Owing to the improved sales volume across all products, SAIL’s gross turnover in Q3 FY17 was higher by 25.8% at Rs 12,490 Crores as compared to CPLY. Registering a positive EBIDTA for third straight quarter, the company recorded EBIDTA of Rs 26 Crores in Q3 FY17 as compared to (-) Rs 1052 Crores in Q3 FY16. The PAT for Q3 FY17 was (-) Rs 795 Crores as against (-) Rs 1481 Crores in CPLY. This is notwithstanding the high global met coal prices during the quarter impacting the margins sharply along with rising interest and depreciation charges dampening the financial performance.

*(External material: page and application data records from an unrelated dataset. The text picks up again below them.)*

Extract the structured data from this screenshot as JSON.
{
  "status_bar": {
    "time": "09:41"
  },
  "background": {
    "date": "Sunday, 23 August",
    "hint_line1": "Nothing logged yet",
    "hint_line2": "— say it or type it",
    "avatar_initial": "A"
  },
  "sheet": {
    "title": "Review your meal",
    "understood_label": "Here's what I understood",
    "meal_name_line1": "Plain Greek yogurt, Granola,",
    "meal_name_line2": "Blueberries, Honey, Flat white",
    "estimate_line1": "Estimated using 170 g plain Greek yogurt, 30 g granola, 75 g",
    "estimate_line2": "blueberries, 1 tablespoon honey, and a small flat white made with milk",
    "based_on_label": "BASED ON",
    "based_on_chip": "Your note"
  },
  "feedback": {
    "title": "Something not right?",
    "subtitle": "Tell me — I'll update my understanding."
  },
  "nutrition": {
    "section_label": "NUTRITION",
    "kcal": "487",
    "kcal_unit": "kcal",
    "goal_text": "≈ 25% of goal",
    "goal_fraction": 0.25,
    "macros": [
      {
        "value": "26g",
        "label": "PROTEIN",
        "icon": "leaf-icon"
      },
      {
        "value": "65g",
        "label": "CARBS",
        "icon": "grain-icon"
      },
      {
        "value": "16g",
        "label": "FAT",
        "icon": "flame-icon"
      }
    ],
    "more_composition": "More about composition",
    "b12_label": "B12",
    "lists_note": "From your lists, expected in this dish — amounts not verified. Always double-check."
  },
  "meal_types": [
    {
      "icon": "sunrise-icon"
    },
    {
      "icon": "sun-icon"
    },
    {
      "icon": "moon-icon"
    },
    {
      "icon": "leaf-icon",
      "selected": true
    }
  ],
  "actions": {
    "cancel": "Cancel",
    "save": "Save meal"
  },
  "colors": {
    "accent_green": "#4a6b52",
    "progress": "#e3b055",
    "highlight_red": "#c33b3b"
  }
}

Realizing the crucial challenges faced by the steel industry and rising domestic competition SAIL has already commenced the supply of long rails from its 1.2 MTPA new Universal rail mill, Bhilai. The Company is in its final leg of finishing balance modernization projects, ramping up production from new mills and achieving its rated capacity soon.

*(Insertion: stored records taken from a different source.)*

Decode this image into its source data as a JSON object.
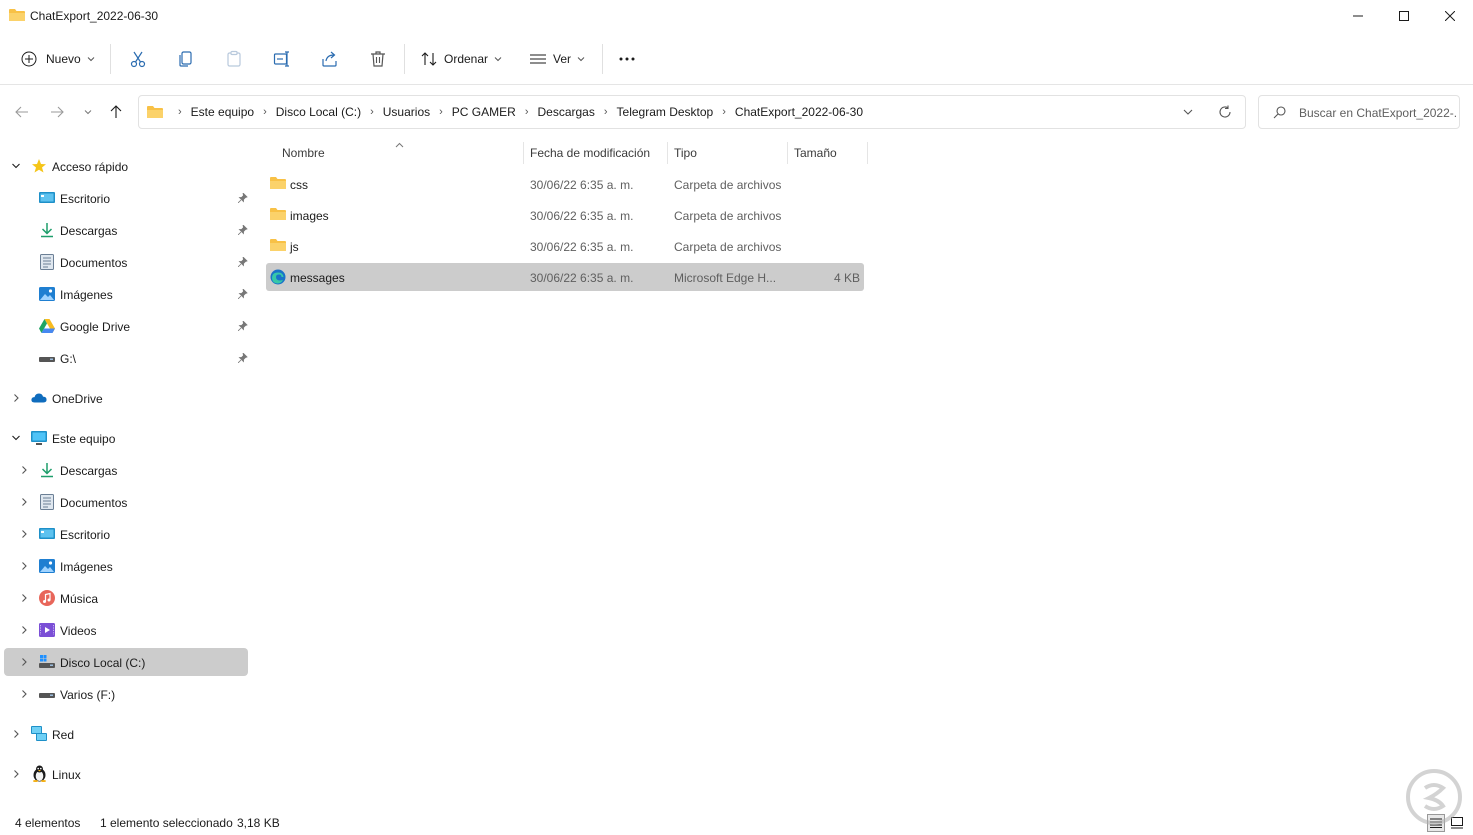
{
  "window": {
    "title": "ChatExport_2022-06-30"
  },
  "toolbar": {
    "new_label": "Nuevo",
    "sort_label": "Ordenar",
    "view_label": "Ver"
  },
  "address": {
    "crumbs": [
      "Este equipo",
      "Disco Local (C:)",
      "Usuarios",
      "PC GAMER",
      "Descargas",
      "Telegram Desktop",
      "ChatExport_2022-06-30"
    ]
  },
  "search": {
    "placeholder": "Buscar en ChatExport_2022-..."
  },
  "sidebar": {
    "quick_access": {
      "label": "Acceso rápido",
      "items": [
        {
          "label": "Escritorio"
        },
        {
          "label": "Descargas"
        },
        {
          "label": "Documentos"
        },
        {
          "label": "Imágenes"
        },
        {
          "label": "Google Drive"
        },
        {
          "label": "G:\\"
        }
      ]
    },
    "onedrive": {
      "label": "OneDrive"
    },
    "this_pc": {
      "label": "Este equipo",
      "items": [
        {
          "label": "Descargas"
        },
        {
          "label": "Documentos"
        },
        {
          "label": "Escritorio"
        },
        {
          "label": "Imágenes"
        },
        {
          "label": "Música"
        },
        {
          "label": "Videos"
        },
        {
          "label": "Disco Local (C:)"
        },
        {
          "label": "Varios (F:)"
        }
      ]
    },
    "network": {
      "label": "Red"
    },
    "linux": {
      "label": "Linux"
    }
  },
  "columns": {
    "name": "Nombre",
    "modified": "Fecha de modificación",
    "type": "Tipo",
    "size": "Tamaño"
  },
  "files": [
    {
      "name": "css",
      "modified": "30/06/22 6:35 a. m.",
      "type": "Carpeta de archivos",
      "size": ""
    },
    {
      "name": "images",
      "modified": "30/06/22 6:35 a. m.",
      "type": "Carpeta de archivos",
      "size": ""
    },
    {
      "name": "js",
      "modified": "30/06/22 6:35 a. m.",
      "type": "Carpeta de archivos",
      "size": ""
    },
    {
      "name": "messages",
      "modified": "30/06/22 6:35 a. m.",
      "type": "Microsoft Edge H...",
      "size": "4 KB"
    }
  ],
  "status": {
    "count": "4 elementos",
    "selection": "1 elemento seleccionado",
    "selection_size": "3,18 KB"
  },
  "colors": {
    "folder": "#f8c146",
    "selection": "#cccccc",
    "accent": "#0067c0"
  }
}
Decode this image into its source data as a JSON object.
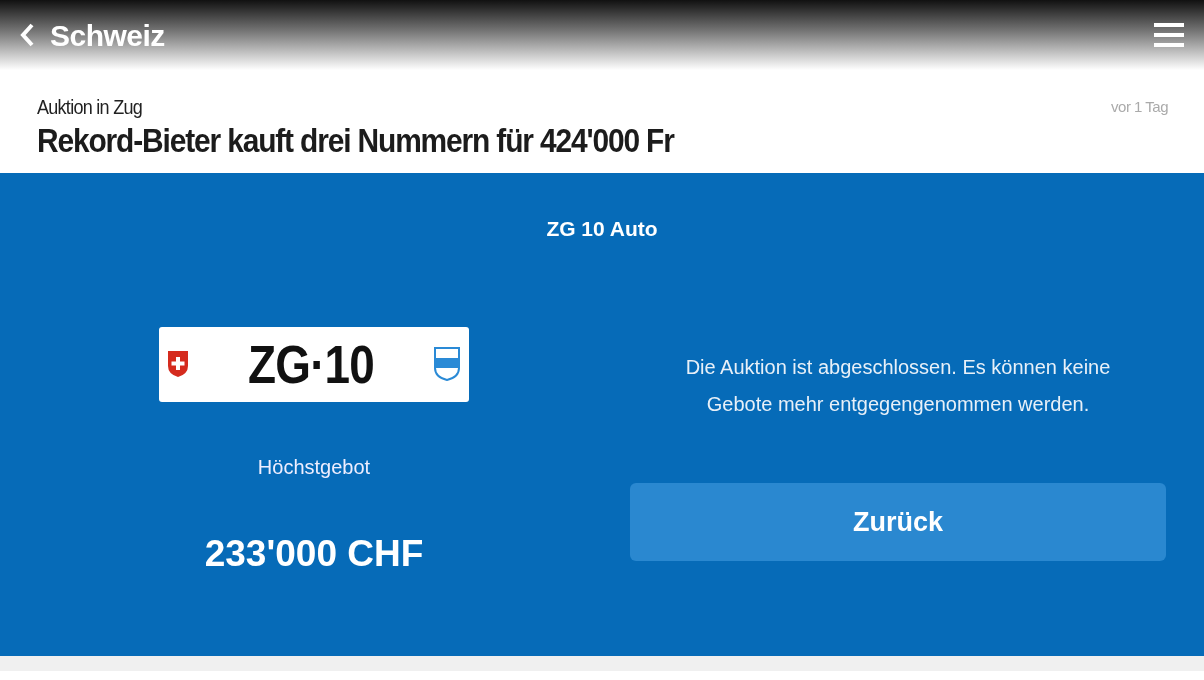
{
  "header": {
    "title": "Schweiz"
  },
  "article": {
    "kicker": "Auktion in Zug",
    "time": "vor 1 Tag",
    "title": "Rekord-Bieter kauft drei Nummern für 424'000 Fr"
  },
  "auction": {
    "title": "ZG 10 Auto",
    "plate": "ZG·10",
    "bid_label": "Höchstgebot",
    "bid": "233'000 CHF",
    "message": "Die Auktion ist abgeschlossen. Es können keine Gebote mehr entgegengenommen werden.",
    "button": "Zurück"
  }
}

At the same time by adopting energy efficient technologies and cost effective production, the company has achieved improvements in its techno-economic parameters during both 9M and Q3 period (Coke rate, CDI and Blast Furnace Productivity by 3%, 14%, and 7% for 9M and by 4%, 23% and 2% for Q3) over CPLY. Also, in Q3 the best ever concast production at 2.94 MT with 8% growth over CPLY was achieved and expense per tonne of sales reduced by 7% over CPLY in 9M of FY17.

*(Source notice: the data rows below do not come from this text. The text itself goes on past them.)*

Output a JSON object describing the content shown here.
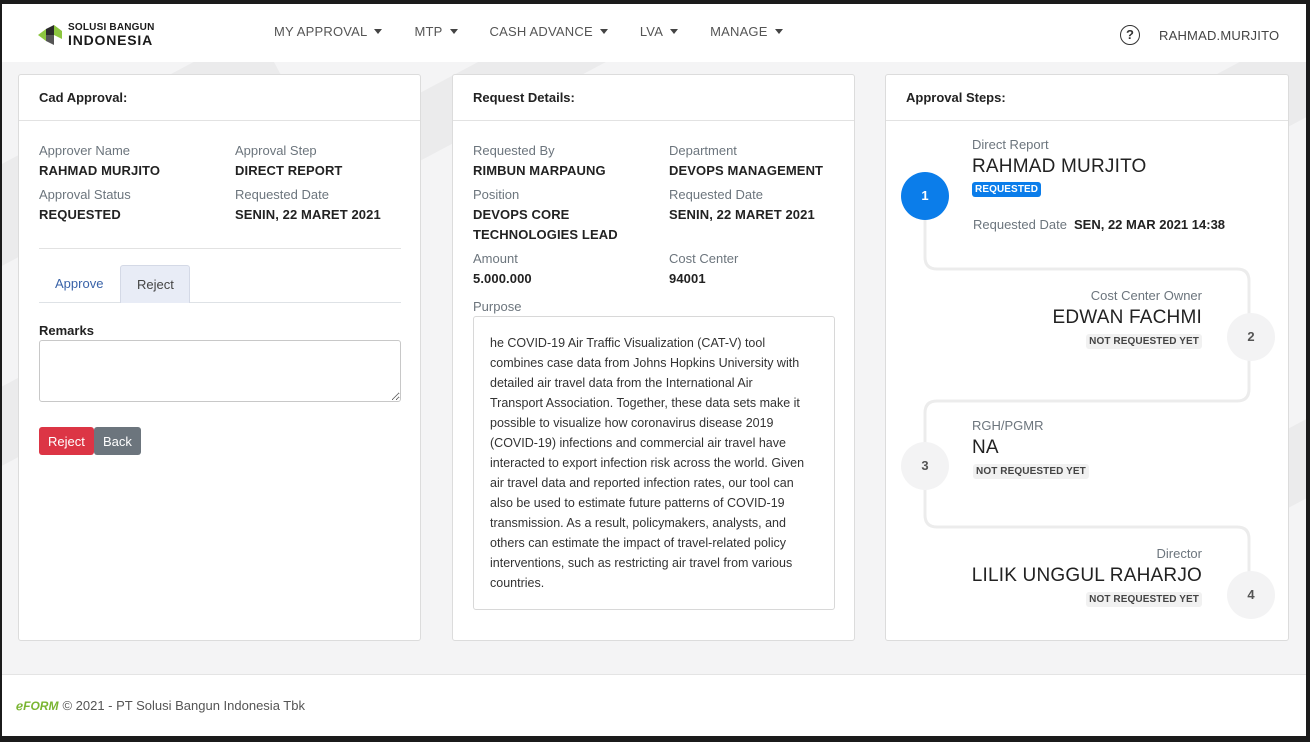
{
  "brand": {
    "line1": "SOLUSI BANGUN",
    "line2": "INDONESIA"
  },
  "nav": {
    "items": [
      "MY APPROVAL",
      "MTP",
      "CASH ADVANCE",
      "LVA",
      "MANAGE"
    ],
    "help_icon": "?",
    "user": "RAHMAD.MURJITO"
  },
  "cad": {
    "title": "Cad Approval:",
    "approver_name_label": "Approver Name",
    "approver_name": "RAHMAD MURJITO",
    "approval_step_label": "Approval Step",
    "approval_step": "DIRECT REPORT",
    "approval_status_label": "Approval Status",
    "approval_status": "REQUESTED",
    "requested_date_label": "Requested Date",
    "requested_date": "SENIN, 22 MARET 2021",
    "tabs": [
      "Approve",
      "Reject"
    ],
    "active_tab": "Reject",
    "remarks_label": "Remarks",
    "remarks_value": "",
    "reject_button": "Reject",
    "back_button": "Back"
  },
  "details": {
    "title": "Request Details:",
    "requested_by_label": "Requested By",
    "requested_by": "RIMBUN MARPAUNG",
    "department_label": "Department",
    "department": "DEVOPS MANAGEMENT",
    "position_label": "Position",
    "position_line1": "DEVOPS CORE",
    "position_line2": "TECHNOLOGIES LEAD",
    "requested_date_label": "Requested Date",
    "requested_date": "SENIN, 22 MARET 2021",
    "amount_label": "Amount",
    "amount": "5.000.000",
    "cost_center_label": "Cost Center",
    "cost_center": "94001",
    "purpose_label": "Purpose",
    "purpose_lines": [
      "he COVID-19 Air Traffic Visualization (CAT-V) tool",
      "combines case data from Johns Hopkins University with",
      "detailed air travel data from the International Air",
      "Transport Association. Together, these data sets make it",
      "possible to visualize how coronavirus disease 2019",
      "(COVID-19) infections and commercial air travel have",
      "interacted to export infection risk across the world. Given",
      "air travel data and reported infection rates, our tool can",
      "also be used to estimate future patterns of COVID-19",
      "transmission. As a result, policymakers, analysts, and",
      "others can estimate the impact of travel-related policy",
      "interventions, such as restricting air travel from various",
      "countries."
    ]
  },
  "steps": {
    "title": "Approval Steps:",
    "requested_date_label": "Requested Date",
    "items": [
      {
        "number": "1",
        "role": "Direct Report",
        "name": "RAHMAD MURJITO",
        "status": "REQUESTED",
        "requested_date": "SEN, 22 MAR 2021 14:38"
      },
      {
        "number": "2",
        "role": "Cost Center Owner",
        "name": "EDWAN FACHMI",
        "status": "NOT REQUESTED YET"
      },
      {
        "number": "3",
        "role": "RGH/PGMR",
        "name": "NA",
        "status": "NOT REQUESTED YET"
      },
      {
        "number": "4",
        "role": "Director",
        "name": "LILIK UNGGUL RAHARJO",
        "status": "NOT REQUESTED YET"
      }
    ]
  },
  "footer": {
    "logo": "FORM",
    "text": "© 2021 - PT Solusi Bangun Indonesia Tbk"
  },
  "colors": {
    "primary": "#0b7dea",
    "danger": "#dc3545",
    "secondary": "#6c757d",
    "link": "#3a63a8",
    "eform_green": "#7ab532"
  }
}
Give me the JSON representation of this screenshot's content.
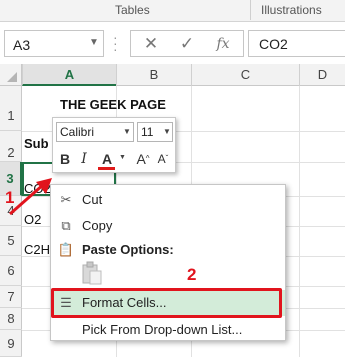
{
  "ribbon": {
    "groups": [
      "Tables",
      "Illustrations"
    ]
  },
  "namebox": {
    "value": "A3"
  },
  "formula_bar": {
    "cancel_icon": "✕",
    "enter_icon": "✓",
    "fx_label": "fx",
    "value": "CO2"
  },
  "columns": [
    "A",
    "B",
    "C",
    "D"
  ],
  "rows": [
    "1",
    "2",
    "3",
    "4",
    "5",
    "6",
    "7",
    "8",
    "9"
  ],
  "cells": {
    "title": "THE GEEK PAGE",
    "a2": "Sub",
    "a3": "CO2",
    "a4": "O2",
    "a5": "C2H"
  },
  "mini_toolbar": {
    "font": "Calibri",
    "size": "11",
    "bold": "B",
    "italic": "I",
    "font_color": "A",
    "grow": "A",
    "shrink": "A",
    "font_color_hex": "#e01b1b"
  },
  "context_menu": {
    "items": [
      "Cut",
      "Copy",
      "Paste Options:",
      "Format Cells...",
      "Pick From Drop-down List..."
    ],
    "highlight_hex": "#d3ecd9"
  },
  "annotations": {
    "step1": "1",
    "step2": "2",
    "color": "#e1141d"
  }
}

Speaking on the occasion, Chairman SAIL, Shri P.K. Singh said that, ‘the management’s sustained endeavor in adopting proactive approach across all its operations has improved our performance. Although continuing to adopt well chalked out cost reduction strategies, sharp rise in prices of imported met coal during the third quarter impacted the margins. With improvement in the share of value added products like high tensile plates, long rails, CR coils and structurals in our product basket and intensifying our marketing approach we aim to improve our market share. Along with this a companywide communication exercise is also being undertaken by the management to strategically convey company priorities to all employees for creating a shared vision. With government’s developmental policies in infrastructure, construction and manufacturing sectors, we are confident that it will generate greater demand for steel in domestic market.